Он на минуту замолчал.
– Наша земля развалилась на куски, за куски бьются братья, мало того – кто нами правит? Ты говоришь – христианские паны – точно, только не нашей уже крови, языка, обычая…
Епископ вздрогнул.
– Что ты говоришь? – спросил он.
– Ведь я смотрел на двор и на особу Тонконогого, на силезских князей, на других, на их дворы, на их челядь, на их забавы и совещания… Всё это немцы, а число немцев у нас растёт, растёт, и мы – в доме их слуги… Ваши монастыри – немецкие, ваши костёлы, что имеете, из Германии взяли, брони нет лучше, чем из-за границы, мечи хорошие только от них. Сукно вам ткут немцы, драгоценности куют, хорошо, что хлеба не пекут. Я должен был смотреть на это со сложенными руками и благодарить, что мне сердце выедали!
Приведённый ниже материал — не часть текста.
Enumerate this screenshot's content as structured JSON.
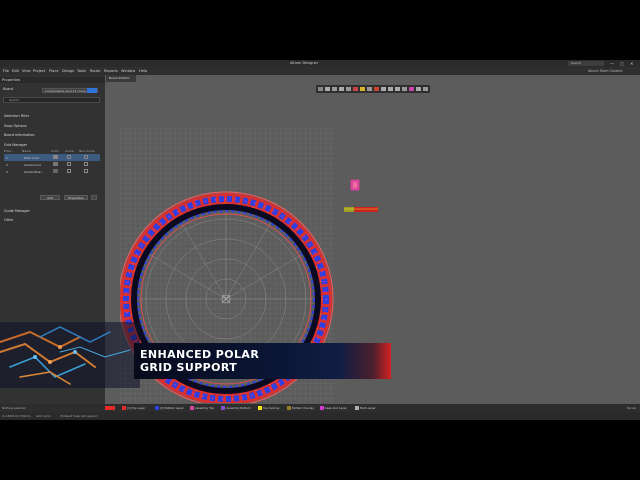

Епископ мягко посмотрел на него.
– Это у тебя желчь возмутилась? – спросил он. – Стало быть, утешься, брат, потому что ты плохо видел и заранее отчаился. И я на это смотрю, но весёлыми глазами, не страшась… Чем же вредит, что они нам служат? Живущий с нами немец переродится… а что принёс с собой, останется. Ты, должно быть, знаешь, что Бог дал мне сделать святых людей из двух наших племянников, из Яцка и Цеслава? Те все-таки в Риме немцами не стали – монастыри также не все немецкие… да и те, что есть, чтобы жить, должны стать нашими.
– А князья? Князья? – прервал Мшщуй. – Разве не знаешь того, что с их двора течёт, как из источника, и что, когда они чёрные, все от них должны испачкаться? Покажи ты мне двор и пана, что бы к немцам не льнул, что бы обходился без них. Соседнюю Силезию немцы уже наводнили, поселившись в ней, города строят, свой закон привозят, чтобы нашего не слушаться, заслоняются крестом, дабы им ничего не было…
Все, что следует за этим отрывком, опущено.